Cooper pairs or Individual electrons? Based on the magnetic flux quantization and the Tc scaling law of superconducting thin films

TL;DR

This paper revisits the fundamental concepts of electron pairing in superconductivity, proposing a new theory based on magnetic flux quantization and the Tc scaling law that challenges the traditional Cooper pair model.

Contribution

It introduces a theory of superconductivity that explains phenomena without requiring Cooper pairs, integrating energy band theory and the Hubbard model.

Findings

Magnetic flux periodicity hc/e and hc/(2e) explained by single-electron circuits.

New interpretation of flux quantization experiments supports the individual electron carrier theory.

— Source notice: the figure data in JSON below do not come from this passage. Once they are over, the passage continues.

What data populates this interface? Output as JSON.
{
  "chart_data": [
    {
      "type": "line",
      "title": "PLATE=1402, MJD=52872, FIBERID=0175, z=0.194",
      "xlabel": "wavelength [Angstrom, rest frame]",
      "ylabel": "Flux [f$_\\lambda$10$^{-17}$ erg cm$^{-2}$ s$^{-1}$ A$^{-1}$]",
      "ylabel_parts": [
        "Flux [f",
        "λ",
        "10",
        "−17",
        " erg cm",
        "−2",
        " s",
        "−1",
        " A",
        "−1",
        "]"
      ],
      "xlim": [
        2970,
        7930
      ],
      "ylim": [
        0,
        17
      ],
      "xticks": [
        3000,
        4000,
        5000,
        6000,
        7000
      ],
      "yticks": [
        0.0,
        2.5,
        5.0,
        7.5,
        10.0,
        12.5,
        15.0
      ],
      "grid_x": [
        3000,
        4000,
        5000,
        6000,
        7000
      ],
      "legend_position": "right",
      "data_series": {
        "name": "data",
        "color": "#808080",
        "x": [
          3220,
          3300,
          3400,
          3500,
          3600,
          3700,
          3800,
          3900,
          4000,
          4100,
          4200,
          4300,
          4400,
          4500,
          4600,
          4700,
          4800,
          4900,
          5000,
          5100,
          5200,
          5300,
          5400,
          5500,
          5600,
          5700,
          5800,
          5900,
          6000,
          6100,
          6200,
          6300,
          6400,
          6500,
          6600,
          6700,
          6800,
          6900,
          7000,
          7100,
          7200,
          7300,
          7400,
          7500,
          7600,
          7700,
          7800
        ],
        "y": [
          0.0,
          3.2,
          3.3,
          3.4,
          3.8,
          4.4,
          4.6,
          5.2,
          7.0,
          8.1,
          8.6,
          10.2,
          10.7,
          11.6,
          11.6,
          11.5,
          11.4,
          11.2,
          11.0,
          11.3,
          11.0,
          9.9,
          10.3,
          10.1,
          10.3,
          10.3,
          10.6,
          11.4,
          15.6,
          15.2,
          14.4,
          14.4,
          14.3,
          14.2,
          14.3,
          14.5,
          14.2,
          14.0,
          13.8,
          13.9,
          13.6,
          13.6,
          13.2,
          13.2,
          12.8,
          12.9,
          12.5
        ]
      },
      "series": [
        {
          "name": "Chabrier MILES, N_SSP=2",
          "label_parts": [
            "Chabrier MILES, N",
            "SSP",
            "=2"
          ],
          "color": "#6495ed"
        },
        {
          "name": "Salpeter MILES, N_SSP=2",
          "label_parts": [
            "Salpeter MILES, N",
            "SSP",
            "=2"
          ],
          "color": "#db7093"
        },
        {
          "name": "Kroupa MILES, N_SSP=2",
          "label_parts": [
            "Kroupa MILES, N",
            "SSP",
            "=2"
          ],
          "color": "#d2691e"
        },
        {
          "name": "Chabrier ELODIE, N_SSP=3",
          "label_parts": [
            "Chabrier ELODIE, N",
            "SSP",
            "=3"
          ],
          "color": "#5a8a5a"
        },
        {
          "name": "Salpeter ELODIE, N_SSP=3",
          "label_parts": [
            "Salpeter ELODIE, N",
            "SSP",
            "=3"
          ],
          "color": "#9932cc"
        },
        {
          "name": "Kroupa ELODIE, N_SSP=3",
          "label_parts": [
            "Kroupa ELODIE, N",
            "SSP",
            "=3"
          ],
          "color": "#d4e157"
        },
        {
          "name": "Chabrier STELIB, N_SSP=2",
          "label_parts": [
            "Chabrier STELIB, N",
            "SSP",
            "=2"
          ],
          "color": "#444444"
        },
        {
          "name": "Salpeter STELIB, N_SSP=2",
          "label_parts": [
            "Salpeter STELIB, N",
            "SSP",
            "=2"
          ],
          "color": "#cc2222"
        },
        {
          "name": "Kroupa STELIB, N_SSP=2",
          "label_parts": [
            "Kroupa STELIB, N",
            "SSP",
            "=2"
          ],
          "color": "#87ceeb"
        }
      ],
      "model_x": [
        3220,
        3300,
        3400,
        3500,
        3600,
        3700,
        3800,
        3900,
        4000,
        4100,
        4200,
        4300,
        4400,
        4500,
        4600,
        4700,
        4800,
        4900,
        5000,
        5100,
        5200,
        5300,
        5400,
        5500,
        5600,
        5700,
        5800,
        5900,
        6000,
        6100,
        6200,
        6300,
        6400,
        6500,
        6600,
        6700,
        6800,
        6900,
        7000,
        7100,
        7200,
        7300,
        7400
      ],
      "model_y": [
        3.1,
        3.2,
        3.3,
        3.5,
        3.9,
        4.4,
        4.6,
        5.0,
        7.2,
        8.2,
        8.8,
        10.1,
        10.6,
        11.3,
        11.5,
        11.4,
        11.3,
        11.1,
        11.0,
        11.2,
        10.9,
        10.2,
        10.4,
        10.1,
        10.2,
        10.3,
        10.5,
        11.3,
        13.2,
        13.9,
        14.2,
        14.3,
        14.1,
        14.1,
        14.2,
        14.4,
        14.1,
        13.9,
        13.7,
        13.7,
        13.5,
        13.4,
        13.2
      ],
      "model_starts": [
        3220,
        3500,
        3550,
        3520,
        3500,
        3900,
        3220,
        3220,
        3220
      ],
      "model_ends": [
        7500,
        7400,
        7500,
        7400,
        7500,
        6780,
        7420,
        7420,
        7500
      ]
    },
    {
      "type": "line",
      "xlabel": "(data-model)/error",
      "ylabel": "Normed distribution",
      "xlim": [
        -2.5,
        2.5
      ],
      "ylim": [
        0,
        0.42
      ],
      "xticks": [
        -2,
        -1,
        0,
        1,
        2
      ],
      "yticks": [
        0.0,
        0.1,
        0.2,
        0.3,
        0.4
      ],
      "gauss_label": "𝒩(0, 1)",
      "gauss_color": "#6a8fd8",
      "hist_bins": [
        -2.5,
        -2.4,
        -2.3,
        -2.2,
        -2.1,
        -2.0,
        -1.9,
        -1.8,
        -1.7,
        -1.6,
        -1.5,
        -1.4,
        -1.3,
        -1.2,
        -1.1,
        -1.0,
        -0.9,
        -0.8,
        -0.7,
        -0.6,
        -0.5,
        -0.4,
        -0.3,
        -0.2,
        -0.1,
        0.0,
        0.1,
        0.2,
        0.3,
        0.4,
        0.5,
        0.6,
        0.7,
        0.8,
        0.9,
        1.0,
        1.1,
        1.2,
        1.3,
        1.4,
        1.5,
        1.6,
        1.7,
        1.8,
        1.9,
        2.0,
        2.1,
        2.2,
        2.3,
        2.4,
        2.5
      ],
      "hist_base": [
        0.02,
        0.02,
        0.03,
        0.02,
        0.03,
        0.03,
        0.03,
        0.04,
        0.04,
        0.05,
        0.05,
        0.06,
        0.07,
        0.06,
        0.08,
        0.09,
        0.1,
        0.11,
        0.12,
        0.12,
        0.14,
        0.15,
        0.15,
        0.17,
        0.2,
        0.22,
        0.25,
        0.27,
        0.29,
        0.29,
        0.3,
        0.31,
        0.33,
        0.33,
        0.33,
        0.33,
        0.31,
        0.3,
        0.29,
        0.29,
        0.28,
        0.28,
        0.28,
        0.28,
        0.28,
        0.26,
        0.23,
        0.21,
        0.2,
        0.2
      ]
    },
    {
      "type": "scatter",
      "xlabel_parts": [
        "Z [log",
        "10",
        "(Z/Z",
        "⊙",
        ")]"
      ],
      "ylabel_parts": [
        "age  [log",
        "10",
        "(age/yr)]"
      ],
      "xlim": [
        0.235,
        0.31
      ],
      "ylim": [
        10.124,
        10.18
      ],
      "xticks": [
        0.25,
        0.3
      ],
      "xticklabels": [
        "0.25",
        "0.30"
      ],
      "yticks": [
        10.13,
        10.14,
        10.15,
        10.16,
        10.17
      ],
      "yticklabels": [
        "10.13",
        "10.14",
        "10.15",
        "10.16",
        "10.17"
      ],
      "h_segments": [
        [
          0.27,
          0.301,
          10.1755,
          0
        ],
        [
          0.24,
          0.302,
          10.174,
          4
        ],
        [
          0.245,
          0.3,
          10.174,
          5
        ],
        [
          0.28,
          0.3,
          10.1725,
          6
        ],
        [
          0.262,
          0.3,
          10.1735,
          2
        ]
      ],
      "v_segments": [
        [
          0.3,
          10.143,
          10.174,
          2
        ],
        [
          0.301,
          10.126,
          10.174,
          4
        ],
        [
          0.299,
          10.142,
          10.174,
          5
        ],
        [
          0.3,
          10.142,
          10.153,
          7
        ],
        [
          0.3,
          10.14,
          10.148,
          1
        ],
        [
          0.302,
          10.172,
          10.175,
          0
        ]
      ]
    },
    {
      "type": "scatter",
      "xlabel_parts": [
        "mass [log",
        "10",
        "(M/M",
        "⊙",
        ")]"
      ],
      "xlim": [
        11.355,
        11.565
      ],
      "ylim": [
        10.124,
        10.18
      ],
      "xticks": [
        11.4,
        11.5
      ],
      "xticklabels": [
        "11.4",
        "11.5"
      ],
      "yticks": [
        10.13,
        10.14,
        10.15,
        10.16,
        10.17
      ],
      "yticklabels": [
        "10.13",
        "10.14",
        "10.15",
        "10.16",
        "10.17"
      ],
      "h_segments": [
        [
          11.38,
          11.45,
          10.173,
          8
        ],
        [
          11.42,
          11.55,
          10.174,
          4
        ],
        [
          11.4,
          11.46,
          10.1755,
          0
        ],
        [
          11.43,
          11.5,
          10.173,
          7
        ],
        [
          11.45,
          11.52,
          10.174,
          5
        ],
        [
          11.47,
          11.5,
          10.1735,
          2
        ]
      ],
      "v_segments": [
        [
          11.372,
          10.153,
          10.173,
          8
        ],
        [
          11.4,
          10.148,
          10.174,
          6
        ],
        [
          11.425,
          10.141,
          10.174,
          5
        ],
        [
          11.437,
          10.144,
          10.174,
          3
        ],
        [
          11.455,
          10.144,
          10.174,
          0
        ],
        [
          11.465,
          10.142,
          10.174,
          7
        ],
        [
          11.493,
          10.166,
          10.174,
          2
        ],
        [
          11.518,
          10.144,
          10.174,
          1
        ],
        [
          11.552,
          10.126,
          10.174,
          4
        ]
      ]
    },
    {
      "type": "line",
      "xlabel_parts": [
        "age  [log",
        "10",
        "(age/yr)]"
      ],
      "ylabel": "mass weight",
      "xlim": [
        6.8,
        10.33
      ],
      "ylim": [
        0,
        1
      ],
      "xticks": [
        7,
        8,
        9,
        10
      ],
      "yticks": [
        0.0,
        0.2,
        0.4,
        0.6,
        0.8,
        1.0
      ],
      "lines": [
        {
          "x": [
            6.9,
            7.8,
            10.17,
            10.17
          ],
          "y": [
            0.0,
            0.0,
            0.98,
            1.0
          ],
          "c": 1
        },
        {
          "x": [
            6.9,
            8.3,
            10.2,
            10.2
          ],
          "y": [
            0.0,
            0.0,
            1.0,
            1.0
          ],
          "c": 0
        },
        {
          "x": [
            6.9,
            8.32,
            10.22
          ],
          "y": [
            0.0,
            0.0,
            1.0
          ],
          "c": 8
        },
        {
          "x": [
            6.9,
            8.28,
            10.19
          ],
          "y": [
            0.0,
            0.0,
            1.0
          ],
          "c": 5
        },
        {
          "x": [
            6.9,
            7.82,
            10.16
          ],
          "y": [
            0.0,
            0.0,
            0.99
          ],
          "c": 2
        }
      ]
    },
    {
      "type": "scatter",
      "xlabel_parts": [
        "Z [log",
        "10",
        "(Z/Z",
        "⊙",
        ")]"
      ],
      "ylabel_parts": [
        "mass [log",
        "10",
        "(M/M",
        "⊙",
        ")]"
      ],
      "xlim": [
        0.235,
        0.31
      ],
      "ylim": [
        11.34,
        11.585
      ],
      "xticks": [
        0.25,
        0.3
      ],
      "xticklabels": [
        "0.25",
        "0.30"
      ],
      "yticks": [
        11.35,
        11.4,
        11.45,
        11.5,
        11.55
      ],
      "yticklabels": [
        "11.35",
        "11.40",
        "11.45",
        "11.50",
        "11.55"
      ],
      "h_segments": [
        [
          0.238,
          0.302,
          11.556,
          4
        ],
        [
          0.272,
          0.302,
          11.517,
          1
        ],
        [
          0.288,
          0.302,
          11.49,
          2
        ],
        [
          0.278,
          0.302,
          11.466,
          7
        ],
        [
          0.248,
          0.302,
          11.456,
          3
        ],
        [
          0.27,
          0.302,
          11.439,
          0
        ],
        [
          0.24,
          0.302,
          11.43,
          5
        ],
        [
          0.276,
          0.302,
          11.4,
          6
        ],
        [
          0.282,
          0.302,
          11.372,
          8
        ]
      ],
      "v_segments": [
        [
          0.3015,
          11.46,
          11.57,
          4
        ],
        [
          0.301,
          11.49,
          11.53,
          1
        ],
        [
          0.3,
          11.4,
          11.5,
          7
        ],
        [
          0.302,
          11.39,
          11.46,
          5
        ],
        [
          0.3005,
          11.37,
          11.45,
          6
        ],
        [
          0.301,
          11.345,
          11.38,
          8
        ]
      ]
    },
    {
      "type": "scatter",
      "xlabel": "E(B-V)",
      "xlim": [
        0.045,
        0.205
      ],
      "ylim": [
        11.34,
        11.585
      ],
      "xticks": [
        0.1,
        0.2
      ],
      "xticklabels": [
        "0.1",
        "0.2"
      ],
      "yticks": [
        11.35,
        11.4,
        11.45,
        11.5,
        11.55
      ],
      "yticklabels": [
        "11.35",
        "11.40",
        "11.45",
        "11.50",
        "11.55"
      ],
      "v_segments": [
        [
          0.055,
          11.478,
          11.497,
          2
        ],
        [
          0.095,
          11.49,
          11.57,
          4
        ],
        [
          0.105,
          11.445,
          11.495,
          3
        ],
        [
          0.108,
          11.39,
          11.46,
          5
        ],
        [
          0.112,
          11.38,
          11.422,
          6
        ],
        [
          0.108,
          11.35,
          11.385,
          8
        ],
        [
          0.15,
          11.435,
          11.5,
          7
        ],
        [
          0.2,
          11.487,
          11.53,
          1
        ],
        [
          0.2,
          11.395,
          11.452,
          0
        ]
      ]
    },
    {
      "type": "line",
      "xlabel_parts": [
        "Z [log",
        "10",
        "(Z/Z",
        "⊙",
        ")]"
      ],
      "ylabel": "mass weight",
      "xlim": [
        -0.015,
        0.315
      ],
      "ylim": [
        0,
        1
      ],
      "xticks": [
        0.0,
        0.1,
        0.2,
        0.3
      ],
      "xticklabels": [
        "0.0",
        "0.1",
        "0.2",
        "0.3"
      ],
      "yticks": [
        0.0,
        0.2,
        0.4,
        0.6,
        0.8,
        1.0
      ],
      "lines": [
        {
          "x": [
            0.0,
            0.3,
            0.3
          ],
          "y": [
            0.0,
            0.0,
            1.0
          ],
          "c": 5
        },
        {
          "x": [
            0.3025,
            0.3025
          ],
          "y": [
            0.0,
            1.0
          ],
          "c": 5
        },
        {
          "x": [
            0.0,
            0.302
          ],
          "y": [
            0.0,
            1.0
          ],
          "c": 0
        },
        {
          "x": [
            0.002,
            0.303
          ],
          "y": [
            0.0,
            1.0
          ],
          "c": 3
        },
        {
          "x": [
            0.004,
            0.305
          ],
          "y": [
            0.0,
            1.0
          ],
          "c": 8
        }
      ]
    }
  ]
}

Continuous transition among different electronic states explained without Cooper pairing.

Abstract

We look back on the turning point of the concept of individual electron carrier and paired electrons carrier in superconductivity history, look back on the magnetic flux quantization interpretation and experiment, reference the new discovery of new phenomena including the hc/e magnetic flux periodicity and the scaling law of transition temperature of superconducting thin films. The conclusion is: In a circuit including only one electron, the magnetic flux period is hc/e in general, but hc/(2e) in the first step starting with zero flux. Early experiments had not observed hc/e periodicity because multiple electrons do each first step starting with zero flux. According to the new experimental explanation, the theory of individual electron carrier is proposed. It integrates with the energy band theory and the Hubbard model. In the frame of energy band theory and electron correlation, we do not add Cooper pair for the carrier, we can use the energy band theory to explain the phenomenon of superconductivity. It needs the Hubbard model when a superconductor is a Mott insulator. The theory makes the whole image of super-insulators, insulators, semiconductors, conductors, superconductors transition smoothly and continuously. The transition to fractional quantum Holzer effect is continuous and smooth.